Findings: An outbreak of RSV occurred in our oncology unit in early 2012 where 5 HSCT patients ((3 autologous HSCT and 2 allogeneic HSCT patients) contracted RSV infection as well. No definitive treatment options were available during this period and patients were managed with supportive care alone. 4/5 HSCT patients died of RSV infection leading into an 80% mortality rate. This experience led to the development of a protocol for the HSCT patients focusing on prevention of nosocomial transmission, early PCR testing and treatment with oral ribavirin for those confirmed with RSV infection and signs of pneumonia or LRI. Since 2012, 13 HSCT patients (4 autologous HSCT patients and 9 allogeneic HSCT patients) were diagnosed with RSV infection and promptly treated with oral ribavirin. The median treatment duration was 10 days (range: 7-12). All patients treated with oral ribavirin survived the infection. Oral ribavirin was well tolerated with minor adverse effects.

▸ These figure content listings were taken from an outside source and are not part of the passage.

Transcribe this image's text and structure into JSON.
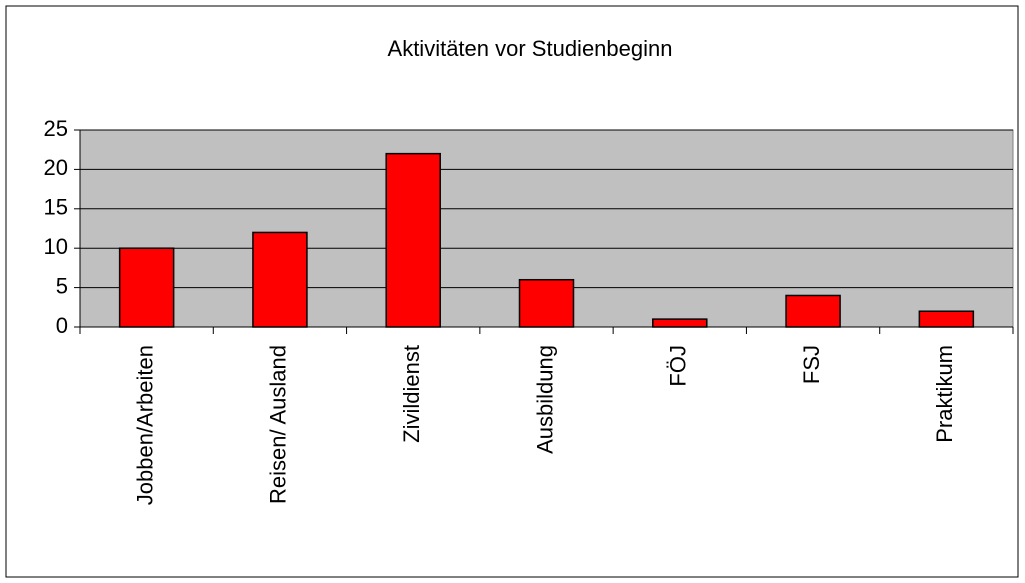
{
  "chart_data": {
    "type": "bar",
    "title": "Aktivitäten vor Studienbeginn",
    "categories": [
      "Jobben/Arbeiten",
      "Reisen/ Ausland",
      "Zivildienst",
      "Ausbildung",
      "FÖJ",
      "FSJ",
      "Praktikum"
    ],
    "values": [
      10,
      12,
      22,
      6,
      1,
      4,
      2
    ],
    "color": "#ff0000",
    "ylim": [
      0,
      25
    ],
    "yticks": [
      0,
      5,
      10,
      15,
      20,
      25
    ],
    "grid": true
  }
}
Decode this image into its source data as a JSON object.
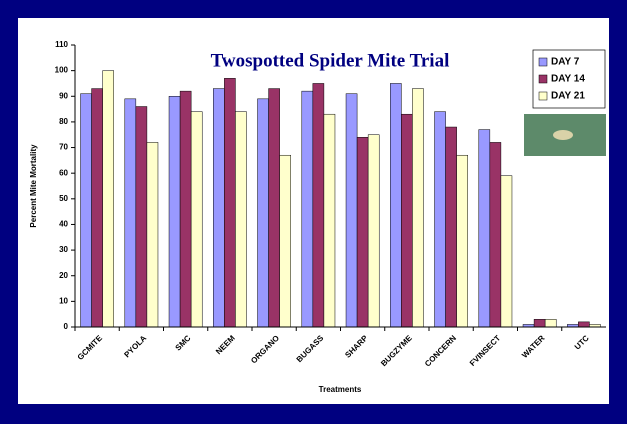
{
  "chart_data": {
    "type": "bar",
    "title": "Twospotted Spider Mite Trial",
    "x_label": "Treatments",
    "y_label": "Percent Mite Mortality",
    "categories": [
      "GCMITE",
      "PYOLA",
      "SMC",
      "NEEM",
      "ORGANO",
      "BUGASS",
      "SHARP",
      "BUGZYME",
      "CONCERN",
      "FVINSECT",
      "WATER",
      "UTC"
    ],
    "series": [
      {
        "name": "DAY 7",
        "color": "#9999ff",
        "values": [
          91,
          89,
          90,
          93,
          89,
          92,
          91,
          95,
          84,
          77,
          1,
          1
        ]
      },
      {
        "name": "DAY 14",
        "color": "#993366",
        "values": [
          93,
          86,
          92,
          97,
          93,
          95,
          74,
          83,
          78,
          72,
          3,
          2
        ]
      },
      {
        "name": "DAY 21",
        "color": "#ffffcc",
        "values": [
          100,
          72,
          84,
          84,
          67,
          83,
          75,
          93,
          67,
          59,
          3,
          1
        ]
      }
    ],
    "ylim": [
      0,
      110
    ],
    "yticks": [
      0,
      10,
      20,
      30,
      40,
      50,
      60,
      70,
      80,
      90,
      100,
      110
    ],
    "legend": "upper right"
  }
}
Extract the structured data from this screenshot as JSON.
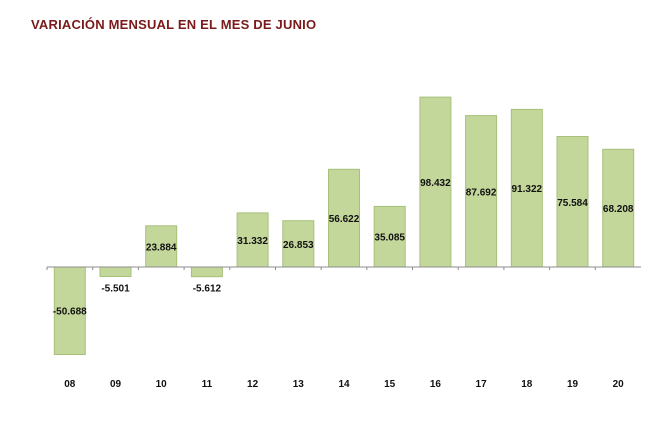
{
  "title": "VARIACIÓN MENSUAL EN EL MES DE JUNIO",
  "colors": {
    "title": "#7a1a1a",
    "bar_fill": "#c4d79b",
    "bar_stroke": "#a7c07a",
    "axis": "#8c8c8c"
  },
  "chart_data": {
    "type": "bar",
    "title": "VARIACIÓN MENSUAL EN EL MES DE JUNIO",
    "xlabel": "",
    "ylabel": "",
    "categories": [
      "08",
      "09",
      "10",
      "11",
      "12",
      "13",
      "14",
      "15",
      "16",
      "17",
      "18",
      "19",
      "20"
    ],
    "values": [
      -50.688,
      -5.501,
      23.884,
      -5.612,
      31.332,
      26.853,
      56.622,
      35.085,
      98.432,
      87.692,
      91.322,
      75.584,
      68.208
    ],
    "value_labels": [
      "-50.688",
      "-5.501",
      "23.884",
      "-5.612",
      "31.332",
      "26.853",
      "56.622",
      "35.085",
      "98.432",
      "87.692",
      "91.322",
      "75.584",
      "68.208"
    ],
    "grid": false,
    "legend": "none"
  }
}
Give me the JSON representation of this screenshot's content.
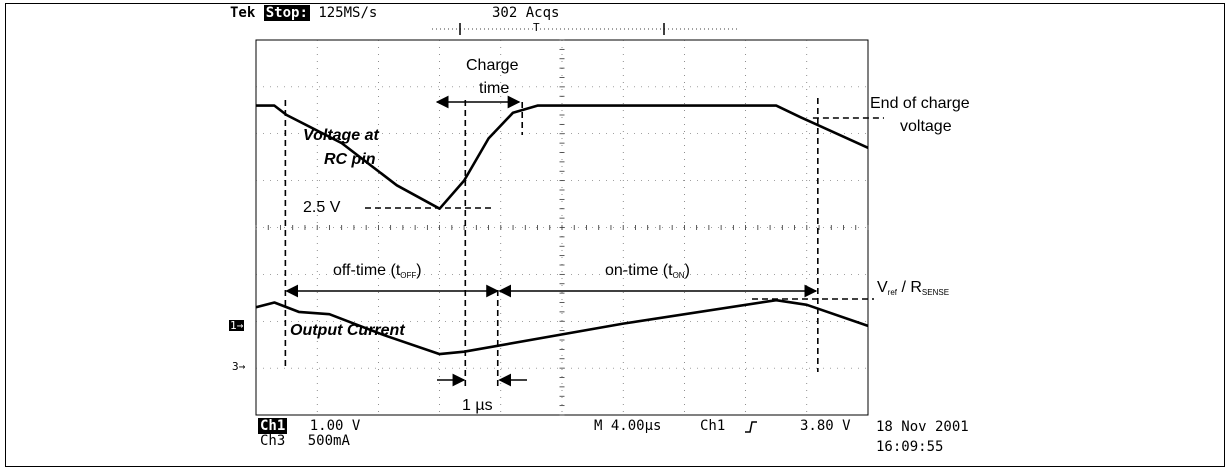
{
  "scope": {
    "brand": "Tek",
    "run_state": "Stop:",
    "sample_rate": "125MS/s",
    "acquisitions": "302 Acqs",
    "ch1_tag": "Ch1",
    "ch1_scale": "1.00 V",
    "ch3_tag": "Ch3",
    "ch3_scale": "500mA",
    "timebase": "M 4.00µs",
    "trigger_source": "Ch1",
    "trigger_slope_icon": "rising-edge-icon",
    "trigger_level": "3.80 V",
    "date": "18 Nov 2001",
    "time": "16:09:55",
    "ch1_marker": "1→",
    "ch3_marker": "3→",
    "trigger_marker": "T"
  },
  "chart_data": {
    "type": "line",
    "x_unit": "µs",
    "x_per_division": 4.0,
    "divisions": {
      "x": 10,
      "y": 8
    },
    "grid": true,
    "series": [
      {
        "name": "Voltage at RC pin",
        "points_div": [
          [
            0,
            6.6
          ],
          [
            0.3,
            6.6
          ],
          [
            0.5,
            6.4
          ],
          [
            1.4,
            5.8
          ],
          [
            2.3,
            4.9
          ],
          [
            3.0,
            4.4
          ],
          [
            3.4,
            5.0
          ],
          [
            3.8,
            5.9
          ],
          [
            4.2,
            6.45
          ],
          [
            4.6,
            6.6
          ],
          [
            8.5,
            6.6
          ],
          [
            8.9,
            6.35
          ],
          [
            10.0,
            5.7
          ]
        ]
      },
      {
        "name": "Output Current",
        "points_div": [
          [
            0,
            2.3
          ],
          [
            0.3,
            2.4
          ],
          [
            0.7,
            2.2
          ],
          [
            1.2,
            2.15
          ],
          [
            2.1,
            1.7
          ],
          [
            3.0,
            1.3
          ],
          [
            3.4,
            1.35
          ],
          [
            6.0,
            1.95
          ],
          [
            8.5,
            2.45
          ],
          [
            9.0,
            2.35
          ],
          [
            10.0,
            1.9
          ]
        ]
      }
    ],
    "annotations": {
      "voltage_label_1": "Voltage at",
      "voltage_label_2": "RC pin",
      "current_label": "Output Current",
      "charge_1": "Charge",
      "charge_2": "time",
      "end_1": "End of charge",
      "end_2": "voltage",
      "level": "2.5 V",
      "off_time": "off-time (t",
      "off_sub": "OFF",
      "on_time": "on-time (t",
      "on_sub": "ON",
      "vref": "V",
      "vref_sub": "ref",
      "rsense": " / R",
      "rsense_sub": "SENSE",
      "pulse": "1 µs",
      "close_paren": ")"
    }
  }
}
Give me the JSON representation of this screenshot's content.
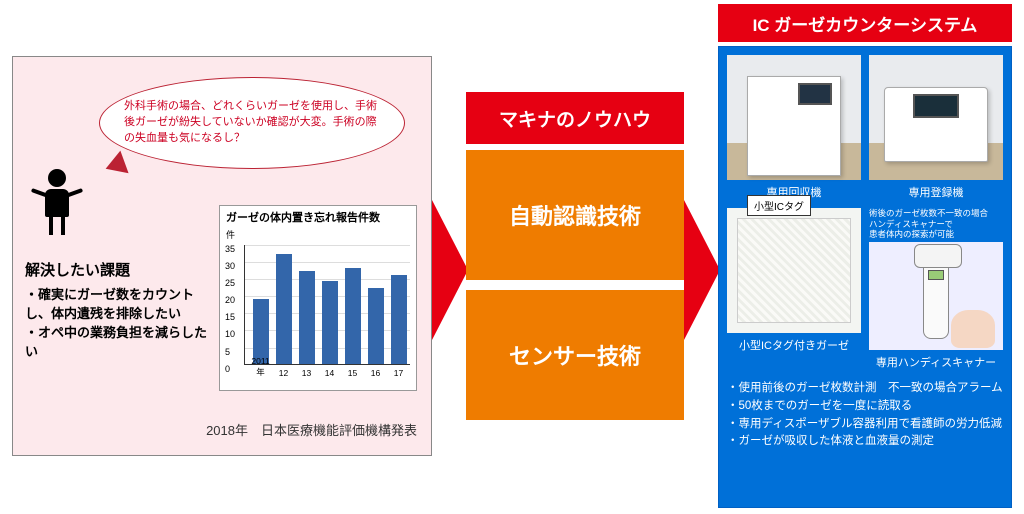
{
  "left": {
    "speech": "外科手術の場合、どれくらいガーゼを使用し、手術後ガーゼが紛失していないか確認が大変。手術の際の失血量も気になるし？",
    "issue_title": "解決したい課題",
    "issues": [
      "・確実にガーゼ数をカウントし、体内遺残を排除したい",
      "・オペ中の業務負担を減らしたい"
    ],
    "chart": {
      "title": "ガーゼの体内置き忘れ報告件数",
      "unit": "件",
      "ylim_max": 35,
      "ytick_step": 5,
      "categories": [
        "2011年",
        "12",
        "13",
        "14",
        "15",
        "16",
        "17"
      ],
      "values": [
        19,
        32,
        27,
        24,
        28,
        22,
        26
      ],
      "bar_color": "#3366aa",
      "grid_color": "#dddddd"
    },
    "source": "2018年　日本医療機能評価機構発表"
  },
  "middle": {
    "header": "マキナのノウハウ",
    "box_a": "自動認識技術",
    "box_b": "センサー技術",
    "header_bg": "#e60012",
    "box_bg": "#ef7c00"
  },
  "right": {
    "title": "IC ガーゼカウンターシステム",
    "dev1_caption": "専用回収機",
    "dev2_caption": "専用登録機",
    "tag_label": "小型ICタグ",
    "gauze_caption": "小型ICタグ付きガーゼ",
    "scanner_note": "術後のガーゼ枚数不一致の場合\nハンディスキャナーで\n患者体内の探索が可能",
    "scanner_caption": "専用ハンディスキャナー",
    "bullets": [
      "・使用前後のガーゼ枚数計測　不一致の場合アラーム",
      "・50枚までのガーゼを一度に読取る",
      "・専用ディスポーザブル容器利用で看護師の労力低減",
      "・ガーゼが吸収した体液と血液量の測定"
    ],
    "panel_bg": "#0070d8"
  }
}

Conclusion: We found that HSCT patients with lower respiratory RSV infections can be successfully managed by use of prevention strategies and oral ribavirin. Although, our experience reflects a small sample size, the protocol was associated with decreased mortality compared to patients who received supportive care alone. Our experience supports the use of oral ribavirin for the early treatment of HSCT patients with RSV associated LRI and may be an alternative to aerosolized RBV. But ongoing review of our experience with this protocol is necessary and large prospective studies are needed to determine the optimal therapy in this patient group.

Disclosures: No relevant conflicts of interest to declare.